Had he so desired his sons would have stopped what they were doing to be with their father every minute of his final months. But that was not what he wanted. "Do not stop your lives," he told them. "Otherwise this disease will have ruined three of us instead of one."
In this way even as he was dying, he showed respect for his children's worlds. Little wonder that when they sat with him, there was a waterfall of affection, lots of kisses and jokes and crouching by the side of the bed, holding hands.
- from Tuesdays with Morrie
These were the lines that spoke to me the loudest; it was from here that I took away a lesson from this book by Mitch Albom.
`Respect for others worlds' -- that's kind of old age I am inspired to live. Should I do even think otherwise, I hope this post will bring me back on track. (Here's hoping that my readers too will take home this 'little' lesson that will make a 'big' difference).
By the way, I also remember reading Kahlil Gibran's The Prophet and taking note of what he had to say On Children:
Your children are not your children.
They are the sons and daughters of Life's longing for itself.
They come through you but not from you,
And though they are with you yet they belong not to you.
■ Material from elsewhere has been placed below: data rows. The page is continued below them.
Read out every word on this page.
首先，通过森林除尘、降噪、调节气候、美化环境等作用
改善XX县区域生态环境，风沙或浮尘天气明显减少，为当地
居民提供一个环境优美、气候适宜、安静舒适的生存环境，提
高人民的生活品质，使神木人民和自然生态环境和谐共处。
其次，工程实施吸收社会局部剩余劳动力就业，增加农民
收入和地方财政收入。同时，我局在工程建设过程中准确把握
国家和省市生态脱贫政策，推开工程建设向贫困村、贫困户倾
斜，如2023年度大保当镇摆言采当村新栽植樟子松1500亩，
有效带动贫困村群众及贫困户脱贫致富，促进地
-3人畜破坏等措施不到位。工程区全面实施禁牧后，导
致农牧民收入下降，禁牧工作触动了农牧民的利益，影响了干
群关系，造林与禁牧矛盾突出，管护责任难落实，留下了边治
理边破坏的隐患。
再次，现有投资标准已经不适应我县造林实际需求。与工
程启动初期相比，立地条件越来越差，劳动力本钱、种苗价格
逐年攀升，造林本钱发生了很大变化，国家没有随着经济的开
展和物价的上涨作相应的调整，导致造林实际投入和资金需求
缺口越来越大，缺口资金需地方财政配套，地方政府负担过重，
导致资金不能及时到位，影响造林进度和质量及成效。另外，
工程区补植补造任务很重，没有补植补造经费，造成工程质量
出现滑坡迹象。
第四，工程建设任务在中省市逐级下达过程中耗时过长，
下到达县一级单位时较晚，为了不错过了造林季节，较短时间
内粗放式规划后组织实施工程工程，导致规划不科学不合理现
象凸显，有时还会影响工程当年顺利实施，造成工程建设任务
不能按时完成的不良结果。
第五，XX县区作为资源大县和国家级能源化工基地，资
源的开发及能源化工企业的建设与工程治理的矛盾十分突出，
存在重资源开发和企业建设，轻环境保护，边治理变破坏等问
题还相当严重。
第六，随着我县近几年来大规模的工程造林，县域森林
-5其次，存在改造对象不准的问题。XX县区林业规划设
You may give them your love but not your thoughts,
For they have their own thoughts.
You may house their bodies but not their souls,
For their souls dwell in the house of tomorrow,
which you cannot visit, not even in your dreams.
You may strive to be like them,
but seek not to make them like you.
For life goes not backward nor tarries with yesterday.
You are the bows from which your children
as living arrows are sent forth.
The archer sees the mark upon the path of the infinite,
and He bends you with His might
that His arrows may go swift and far.
Let your bending in the archer's hand be for gladness;
For even as He loves the arrow that flies,
so He loves also the bow that is stable.